By Andrew Campbell
How can we get the three critical groups in transdisciplinary research—researchers, end users of research, and funders of research—to work together in designing applied research for impact? As Roux and colleagues (2010) pointed out:
“A key characteristic of transdisciplinary research is that the domains of science, management, planning, policy and practice are interactively involved in issue framing, knowledge production and knowledge application.”
A critical challenge is that each of the three groups is likely to have different perspectives on the goals of a given research project or program and how to achieve them, and therefore likely to define success differently.
In synthesising the lessons from eight years of the Australian National Environmental Science Program (NESP) and its predecessors (which involved more than 500 researchers from more than 50 organisations and a federal government investment exceeding $300 million Australian dollars), colleagues and I brought together the three groups to review accountabilities in transdisciplinary research and reach consensus on the relative responsibilities that funders, researchers and end users have in delivering these accountabilities.
The accountabilities seen as important for all three groups were leadership, engagement and discourse. All participants in collaborative, transdisciplinary research need to demonstrate leadership and to remain engaged and actively communicating throughout the research process.
Funding agencies need to maintain sufficient continuity in staffing to be intelligent purchasers, able to ‘take the long view’ and undertake high quality strategic planning and adaptive management at a research program level, responding to changing circumstances and priorities as necessary, but no more than necessary. Research funders need competent project management systems, extending to management of data, information and the knowledge legacy from past investments. They need sufficient scientific capacity to be able to evaluate research proposals and the track records of research providers, but not to the extent of second-guessing researchers once programs and projects are contracted.
Researchers’ accountabilities emphasise scientific quality, competent project management and willingness to engage in two-way knowledge sharing with end users.
Research end users in turn must engage in the research process to the extent necessary to maximize the chances of research outputs being implemented in their real world. They need sufficient organizational research capacity and scientific competence to engage effectively with researchers in problem definition and/or co-design of the research.

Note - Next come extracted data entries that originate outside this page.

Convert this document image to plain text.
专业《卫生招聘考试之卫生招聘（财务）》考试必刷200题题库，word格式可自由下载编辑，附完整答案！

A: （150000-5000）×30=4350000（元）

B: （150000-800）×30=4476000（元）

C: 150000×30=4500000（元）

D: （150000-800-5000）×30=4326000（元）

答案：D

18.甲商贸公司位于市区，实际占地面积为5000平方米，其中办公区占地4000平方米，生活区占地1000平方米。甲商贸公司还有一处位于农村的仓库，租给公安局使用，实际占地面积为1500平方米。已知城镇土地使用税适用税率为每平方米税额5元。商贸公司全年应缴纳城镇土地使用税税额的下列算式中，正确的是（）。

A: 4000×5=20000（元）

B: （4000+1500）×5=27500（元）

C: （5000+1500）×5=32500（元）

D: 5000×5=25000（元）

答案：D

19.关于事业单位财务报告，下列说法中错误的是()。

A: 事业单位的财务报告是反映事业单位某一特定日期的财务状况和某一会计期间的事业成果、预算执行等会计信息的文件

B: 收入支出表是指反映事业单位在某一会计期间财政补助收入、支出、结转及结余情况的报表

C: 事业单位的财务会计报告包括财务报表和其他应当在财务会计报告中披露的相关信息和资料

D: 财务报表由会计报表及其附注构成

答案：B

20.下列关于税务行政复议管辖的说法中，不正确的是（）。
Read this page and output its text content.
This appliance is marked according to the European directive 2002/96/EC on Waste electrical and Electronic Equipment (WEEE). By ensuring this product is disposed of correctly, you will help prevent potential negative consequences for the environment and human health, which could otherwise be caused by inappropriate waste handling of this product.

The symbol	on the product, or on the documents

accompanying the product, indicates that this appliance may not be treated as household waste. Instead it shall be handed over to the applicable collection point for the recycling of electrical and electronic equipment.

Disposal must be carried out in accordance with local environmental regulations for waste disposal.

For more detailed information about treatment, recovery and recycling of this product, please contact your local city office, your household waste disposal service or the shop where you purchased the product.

The ultimate performance measure for such research investments is the extent to which program outputs are adopted, and the resulting environmental benefit. The capacity to interrogate, adapt and utilise research outputs, and their ability to engage in adaptive learning and decision-making as new knowledge emerges, are crucial accountabilities for end users.
Continuity is also an important attribute for all three groups. Extended interaction bridges cultural differences between the different worlds of researchers and end users. It helps researchers to better understand the needs of end users, it makes it easier for end users to challenge researchers and to interrogate research findings more freely, and it gives funders more confidence to invest in possibly riskier, less well-defined or more adaptive projects, in a spirit of co-learning. Where research programs are funded for four years or less, as is increasingly common, it is difficult to sustain continuity of personnel and to build social capital (familiarity, respect, trust, reciprocity) between funders, researchers and end users.
Our research showed that there is a high level of consensus among the leaders of multi-institutional, transdisciplinary environmental research programs in Australia that the chances of such research making a difference are maximised when research investments are designed such that funders, end users and researchers have shared goals, sufficient continuity of personnel to build trust and sustain dialogue throughout the research process from issue scoping to application of findings, and sufficient flexibility to be able to adjust and respond to new knowledge, changing circumstances and priorities.
How well does this gel with your experience?
Campbell, C. A., Lefroy, E. C., Caddy-Retalic, S., Bax, N. J., Doherty, P., Douglas, M. M., Johnson, D., Possingham, H. P., Specht, A., Tarte, D. and West, J. (2015). Designing environmental research for impact. Science of The Total Environment, 534: 4–13.
Roux, D. J., Stirzaker, R. J., Breen, C. M., Lefroy, E. C. and Cresswell, H. P. (2010). Framework for participative reflection on the accomplishment of transdisciplinary research programs. Environmental Science and Policy, 13: 733–41.
Biography: Andrew Campbell is Professor and Director of the Research Institute for the Environment and Livelihoods, Director of the Darwin Centre for Bushfires Research and Director of the Centre for Renewable Energy at Charles Darwin University, in Darwin Australia. His research interests span the interactions between sustainable agriculture, food systems, climate, water, and energy, and the interface between science and policy.